The Bottleneck at the Top of the Bottle
Here is the real-life story of Mike Duggan, the mayor of Detroit who was once the CEO of Detroit Medical Center (DMC)…
While at the medical center, Mike was tasked with solving a multi-million dollar loss. He starts with the Nursing staff to identify opportunities for improvement and removal of roadblocks. First among their ideas was to speed up patient discharge; it sometimes took up to three hours to get an ambulatory patient wheeled out and on their way home. Mike asked where they needed his help and was quickly told the problem was not with the Nurses but with the ‘Transporters’.
So off he went to the Transporters, trying to find the "culprit" causing these delays. The Transporters told him they had higher priorities: moving people into ER and Surgery, then from Surgery to Recovery, and then to their rooms. They were dealing with sick people first.
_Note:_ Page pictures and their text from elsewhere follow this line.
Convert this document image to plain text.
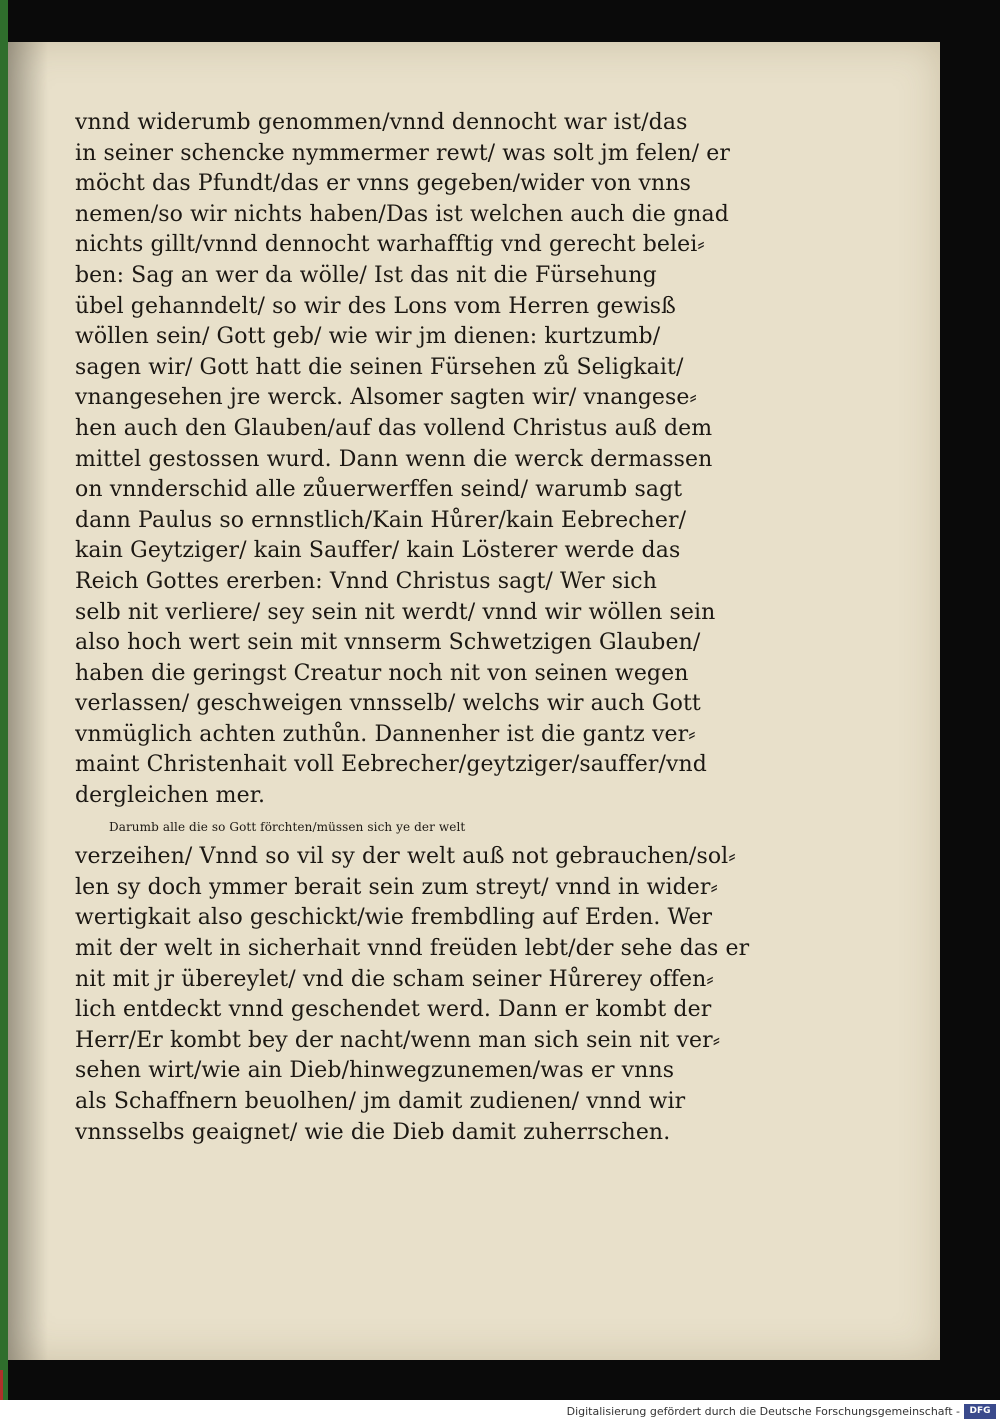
vnnd widerumb genommen/vnnd dennocht war ist/das
in seiner schencke nymmermer rewt/ was solt jm felen/ er
möcht das Pfundt/das er vnns gegeben/wider von vnns
nemen/so wir nichts haben/Das ist welchen auch die gnad
nichts gillt/vnnd dennocht warhafftig vnd gerecht belei⸗
ben: Sag an wer da wölle/ Ist das nit die Fürsehung
übel gehanndelt/ so wir des Lons vom Herren gewisß
wöllen sein/ Gott geb/ wie wir jm dienen: kurtzumb/
sagen wir/ Gott hatt die seinen Fürsehen zů Seligkait/
vnangesehen jre werck. Alsomer sagten wir/ vnangese⸗
hen auch den Glauben/auf das vollend Christus auß dem
mittel gestossen wurd. Dann wenn die werck dermassen
on vnnderschid alle zůuerwerffen seind/ warumb sagt
dann Paulus so ernnstlich/Kain Hůrer/kain Eebrecher/
kain Geytziger/ kain Sauffer/ kain Lösterer werde das
Reich Gottes ererben: Vnnd Christus sagt/ Wer sich
selb nit verliere/ sey sein nit werdt/ vnnd wir wöllen sein
also hoch wert sein mit vnnserm Schwetzigen Glauben/
haben die geringst Creatur noch nit von seinen wegen
verlassen/ geschweigen vnnsselb/ welchs wir auch Gott
vnmüglich achten zuthůn. Dannenher ist die gantz ver⸗
maint Christenhait voll Eebrecher/geytziger/sauffer/vnd
dergleichen mer.
Darumb alle die so Gott förchten/müssen sich ye der welt
verzeihen/ Vnnd so vil sy der welt auß not gebrauchen/sol⸗
len sy doch ymmer berait sein zum streyt/ vnnd in wider⸗
wertigkait also geschickt/wie frembdling auf Erden. Wer
mit der welt in sicherhait vnnd freüden lebt/der sehe das er
nit mit jr übereylet/ vnd die scham seiner Hůrerey offen⸗
lich entdeckt vnnd geschendet werd. Dann er kombt der
Herr/Er kombt bey der nacht/wenn man sich sein nit ver⸗
sehen wirt/wie ain Dieb/hinwegzunemen/was er vnns
als Schaffnern beuolhen/ jm damit zudienen/ vnnd wir
vnnsselbs geaignet/ wie die Dieb damit zuherrschen.
Digitalisierung gefördert durch die Deutsche Forschungsgemeinschaft -	DFG
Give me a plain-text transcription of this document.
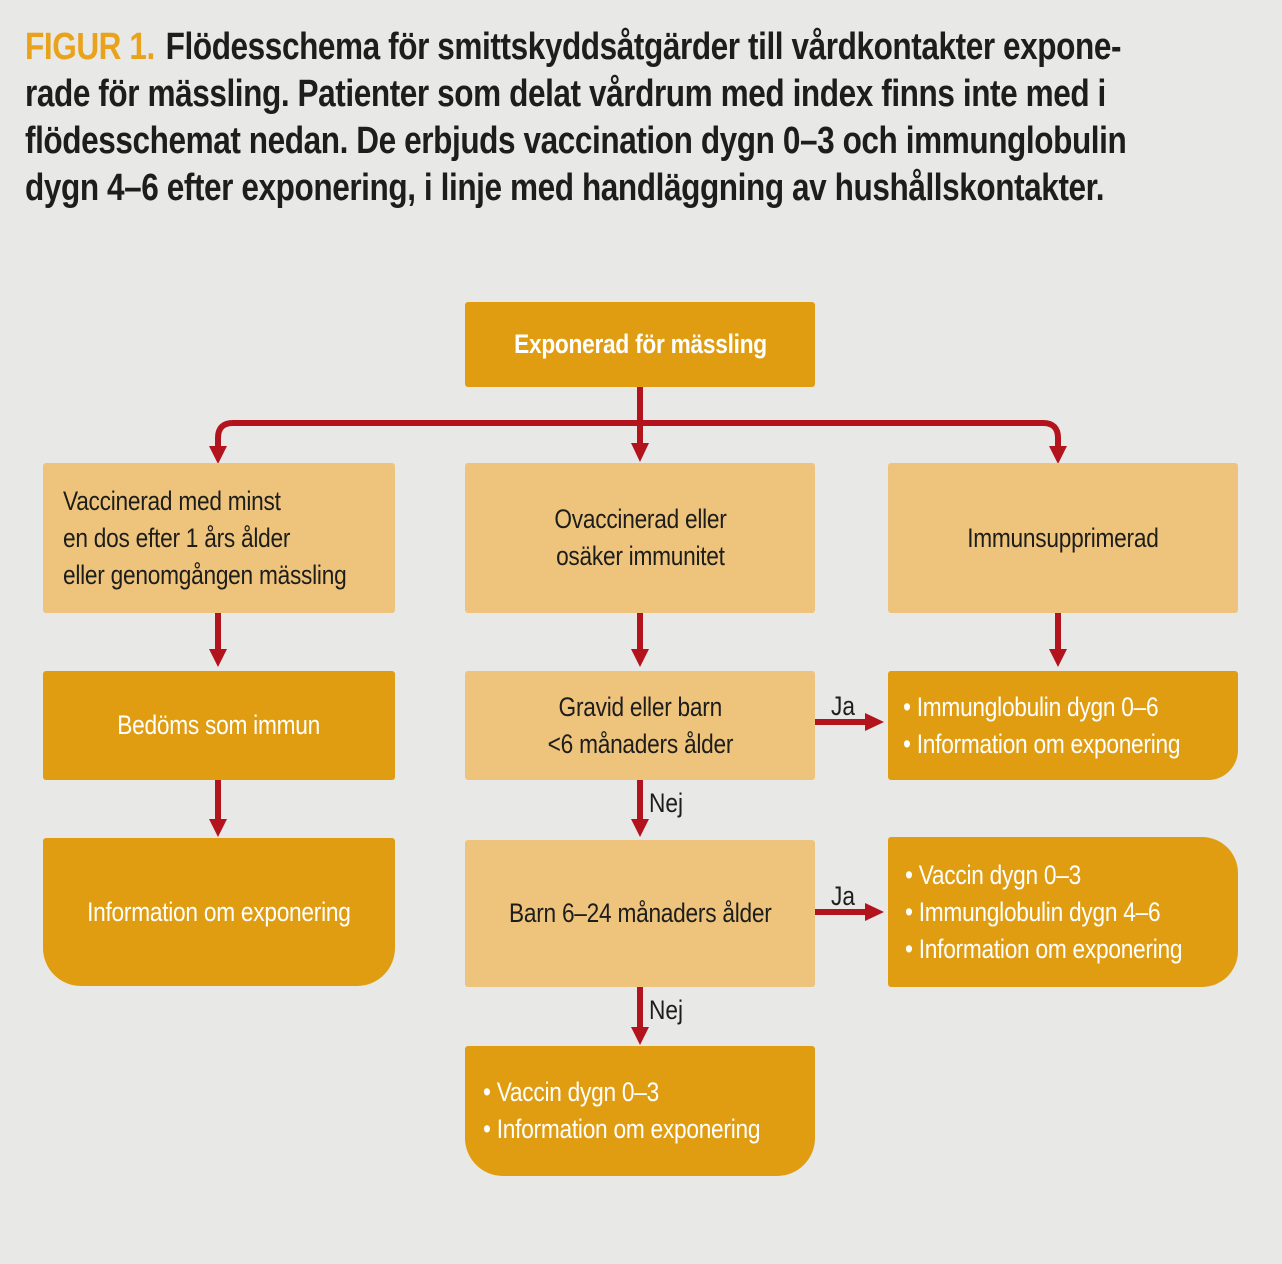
FIGUR 1. Flödesschema för smittskyddsåtgärder till vårdkontakter expone-
rade för mässling. Patienter som delat vårdrum med index finns inte med i
flödesschemat nedan. De erbjuds vaccination dygn 0–3 och immunglobulin
dygn 4–6 efter exponering, i linje med handläggning av hushållskontakter.
Exponerad för mässling
Vaccinerad med minst
en dos efter 1 års ålder
eller genomgången mässling
Ovaccinerad eller
osäker immunitet
Immunsupprimerad
Bedöms som immun
Gravid eller barn
<6 månaders ålder
• Immunglobulin dygn 0–6
• Information om exponering
Ja
Nej
Information om exponering	Barn 6–24 månaders ålder
• Vaccin dygn 0–3
• Immunglobulin dygn 4–6
• Information om exponering
Ja
Nej
• Vaccin dygn 0–3
• Information om exponering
Obviously, that felt right to Mike. So, he inquired where he could help them out instead and they pointed out that the lack of operable wheelchairs was the issue. A large percentage of them were always in for repairs. He asked who was the responsible culprit for this backlog, and off he went to the Wheelchair Repair Shop, in the bowels of the DMC facility, to correct the "guilty party".
Mike arrived at the Wheelchair Repair Shop – the first time anyone there had seen the CEO – and he heard a familiar story. The problem was not here, it was with someone else. Someone in Purchasing was the hold up, and so off he went to talk to the culprit in Purchasing.
By now, you may guess that Purchasing also claimed they were not the issue. The Suppliers were not sending parts on time because Accounting was not paying the Suppliers in a timely fashion. Mike went off to Accounting, knowing he must be getting close to the root cause and the ultimate culprit at DMC. His revelation came when he asked Accounting and they confirmed that yes, they were not paying Suppliers on time, rather, they had orders to hold up payments as long as possible. When Mike inquired about who the culprit was so he could hold them personally responsible for this colossal waste of time, the Accountant pointed out that he was acting at the request of the CEO – Mike himself!
As you can see, the chain reaction of events went through multiple departments and eventually came back to Mike himself! He realized how his own instructions to the accounting department went around in loops & turned out to be one of reasons that is “causing" the very major problem he was trying to solve.
Of course, this is an abstraction of the multitude of factors that were at play. If this was at a hospital, imagine how complex the interactions and inter-dependencies can be at a large technology corporation with various lines of business, products, centralization/decentralization and outsourcing decisions of the various functions.